Single by Fabri Fibra featuring Colapesce and Dimartino

from the album Caos
- Released: 18 March 2022
- Recorded: 2022
- Length: 3:34
- Label: Epic
- Songwriters: Fabrizio Tarducci; Davide Petrella; Zef; Marz;
- Producers: Zef; Marz;

Fabri Fibra singles chronology
| "Il mio amico" (2021) | "Propaganda" (2022) | "Sfiga" (2022) |

Colapesce singles chronology
| "Toy Boy" (2021) | "Propaganda" (2022) | "Non chiamarmi mai" (2022) |

Dimartino singles chronology
| "Toy Boy" (2021) | "Propaganda" (2022) | "Non chiamarmi mai" (2022) |

Music video
- "Propaganda" on YouTube

= Propaganda (song) =

"Propaganda" is a song by Italian rapper Fabri Fibra, with featured vocals by Colapesce and Dimartino. It was released on 18 March 2022 by Epic Records as the lead single from Fibra's tenth studio album Caos.

The song was written by the artist with Davide Petrella and produced by Zef and Marz.

==Music video==
A music video for "Propaganda", directed by Cosimo Alemà, was released onto YouTube on the same day.
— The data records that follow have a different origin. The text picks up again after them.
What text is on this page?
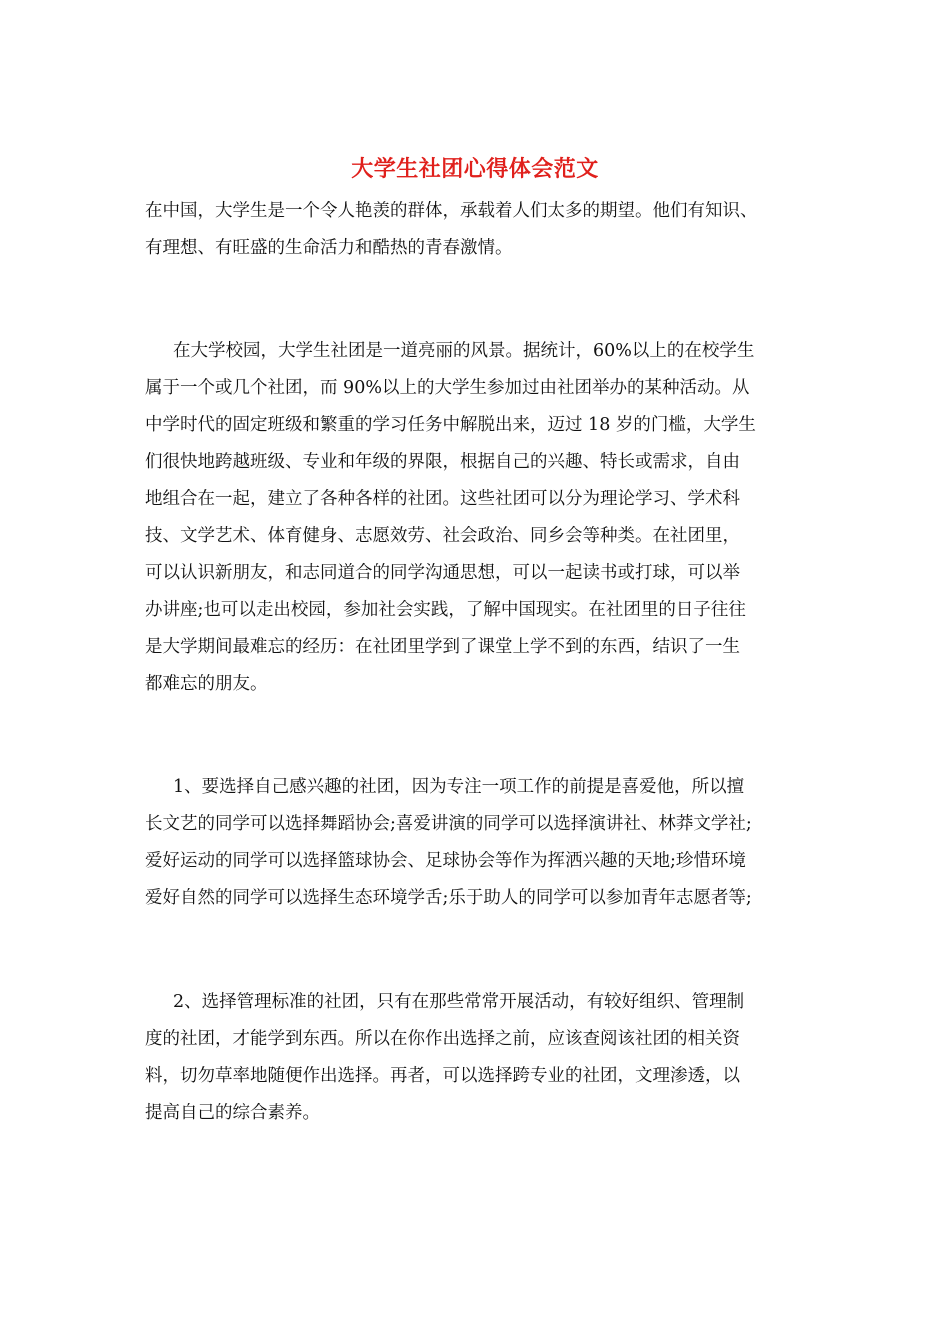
大学生社团心得体会范文
在中国，大学生是一个令人艳羡的群体，承载着人们太多的期望。他们有知识、
有理想、有旺盛的生命活力和酷热的青春激情。
在大学校园，大学生社团是一道亮丽的风景。据统计，60%以上的在校学生
属于一个或几个社团，而 90%以上的大学生参加过由社团举办的某种活动。从
中学时代的固定班级和繁重的学习任务中解脱出来，迈过 18 岁的门槛，大学生
们很快地跨越班级、专业和年级的界限，根据自己的兴趣、特长或需求，自由
地组合在一起，建立了各种各样的社团。这些社团可以分为理论学习、学术科
技、文学艺术、体育健身、志愿效劳、社会政治、同乡会等种类。在社团里，
可以认识新朋友，和志同道合的同学沟通思想，可以一起读书或打球，可以举
办讲座;也可以走出校园，参加社会实践，了解中国现实。在社团里的日子往往
是大学期间最难忘的经历：在社团里学到了课堂上学不到的东西，结识了一生
都难忘的朋友。
1、要选择自己感兴趣的社团，因为专注一项工作的前提是喜爱他，所以擅
长文艺的同学可以选择舞蹈协会;喜爱讲演的同学可以选择演讲社、林莽文学社;
爱好运动的同学可以选择篮球协会、足球协会等作为挥洒兴趣的天地;珍惜环境
爱好自然的同学可以选择生态环境学舌;乐于助人的同学可以参加青年志愿者等;
2、选择管理标准的社团，只有在那些常常开展活动，有较好组织、管理制
度的社团，才能学到东西。所以在你作出选择之前，应该查阅该社团的相关资
料，切勿草率地随便作出选择。再者，可以选择跨专业的社团，文理渗透，以
提高自己的综合素养。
It was shot in Vercelli, most notably at the Basilica di Sant'Andrea and the Camera di Commercio building.

==Charts==

Weekly chart performance for "Propaganda"
| Chart (2023) | Peak position |
|---|---|
| Italy (FIMI) | 10 |
| Italy Airplay (EarOne) | 1 |

==Certifications==

| Region | Certification | Certified units/sales |
| Italy (FIMI) | 2× Platinum | 200,000^{‡} |
^{‡} Sales+streaming figures based on certification alone.